RealTime IT News

Calif. Cities Sue Microsoft For Overcharging

Microsoft has been overcharging customers for its Windows business software since 1995, according to a class action lawsuit filed in California.

The suit filed late last week in San Francisco Superior court by San Francisco city attorney Dennis Herrera claims Redmond, Wash.-based Microsoft violated state antitrust and unfair competition laws after it charged too much for its Windows operating system or Word and Excel programs. The suit represents California customers who purchased the business software between February 18, 1995 and December 15, 2001.

In addition to San Francisco, Los Angeles and the counties of San Mateo, Contra Costa, and Santa Clara are seeking an unspecified amount of damages as part of the class action.

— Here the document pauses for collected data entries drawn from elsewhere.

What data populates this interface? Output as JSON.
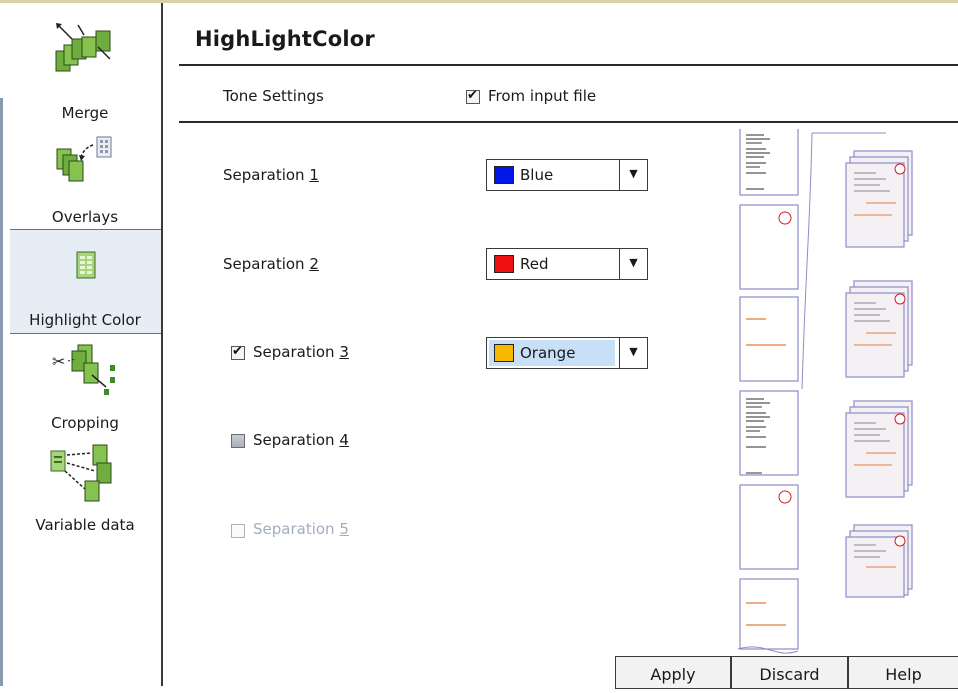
{
  "sidebar": {
    "items": [
      {
        "label": "Merge",
        "icon": "merge-icon",
        "selected": false
      },
      {
        "label": "Overlays",
        "icon": "overlays-icon",
        "selected": false
      },
      {
        "label": "Highlight Color",
        "icon": "highlight-color-icon",
        "selected": true
      },
      {
        "label": "Cropping",
        "icon": "cropping-icon",
        "selected": false
      },
      {
        "label": "Variable data",
        "icon": "variable-data-icon",
        "selected": false
      }
    ]
  },
  "main": {
    "title": "HighLightColor",
    "tone_settings_label": "Tone Settings",
    "from_input_file": {
      "label": "From input file",
      "checked": true
    },
    "separations": [
      {
        "label_prefix": "Separation ",
        "mnemonic": "1",
        "has_checkbox": false,
        "color_name": "Blue",
        "swatch": "#0018e8"
      },
      {
        "label_prefix": "Separation ",
        "mnemonic": "2",
        "has_checkbox": false,
        "color_name": "Red",
        "swatch": "#ee1010"
      },
      {
        "label_prefix": "Separation ",
        "mnemonic": "3",
        "has_checkbox": true,
        "checked": true,
        "color_name": "Orange",
        "swatch": "#f8b800"
      },
      {
        "label_prefix": "Separation ",
        "mnemonic": "4",
        "has_checkbox": true,
        "checked": false
      },
      {
        "label_prefix": "Separation ",
        "mnemonic": "5",
        "has_checkbox": true,
        "checked": false,
        "disabled": true
      }
    ]
  },
  "buttons": {
    "apply": "Apply",
    "discard": "Discard",
    "help": "Help"
  },
  "colors": {
    "accent_selected_bg": "#e6edf4",
    "dropdown_selected_bg": "#c7dff7",
    "disabled_text": "#a2aec0"
  }
}
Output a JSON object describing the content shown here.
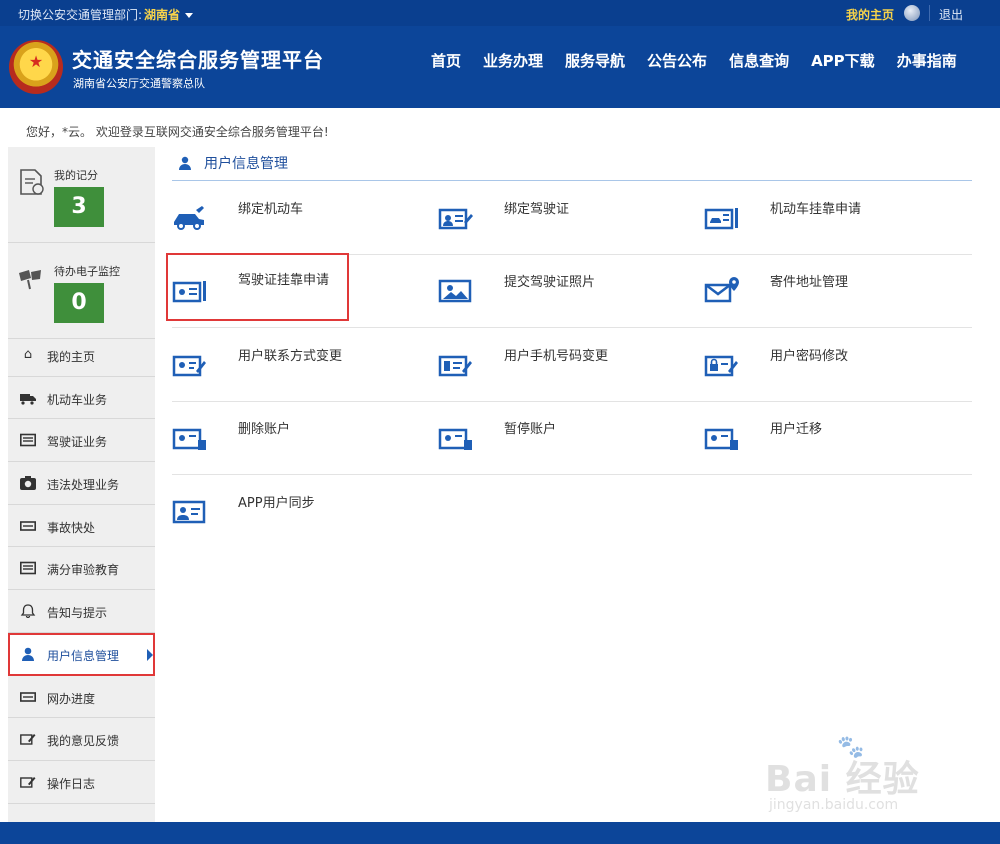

The software covered in the class action includes MS-DOS, Windows 95, Windows 98, Windows 2000, Windows ME, Windows NT for workstations and versions of these products. Microsoft applications software includes Microsoft Word (word processing), Microsoft Excel (spreadsheet), Microsoft Office (a package of software which includes Word and Excel) and Microsoft Works Suite and Home Essentials 97 and 98 (packages that include Word).

California's filing has similar complaints but is separate from Microsoft's landmark $1.1 billion settlement with California's government agencies. The suit alleged that Microsoft violated the antitrust and unfair competition laws of California by restraining trade and monopolizing the market for operating system and certain applications software. The suit alleged that, as a result of these unlawful acts, Microsoft had overcharged California software consumers. However, that decision did not include individual municipalities.

If the courts agree to the claims, Microsoft could be responsible for paying out millions or even billions in damages for what it allegedly overcharged.

"We value our relationship with these important cities and we are grateful for the opportunity to provide them with great software at reasonable prices," Microsoft spokeswoman, Stacy Drake said in a statement.

Microsoft has been working with state regulators to resolve any outstanding legal issues from the federal government's landmark anti-trust settlement with the U.S. government in 2002. As part of the settlements, Microsoft said it is providing eligible buyers product vouchers, which can be used to purchase computer hardware or software products from vendors their of choice. Unclaimed vouchers will go towards hardware and software at schools.

In July 2003, the same San Francisco Superior Court granted preliminary approval of the $1.1 billion settlement. As a result, California consumers' four-year-old class action suit against Microsoft ended up in the form of vouchers worth from $5 to $29 after they called in to a toll-free number to file a claim.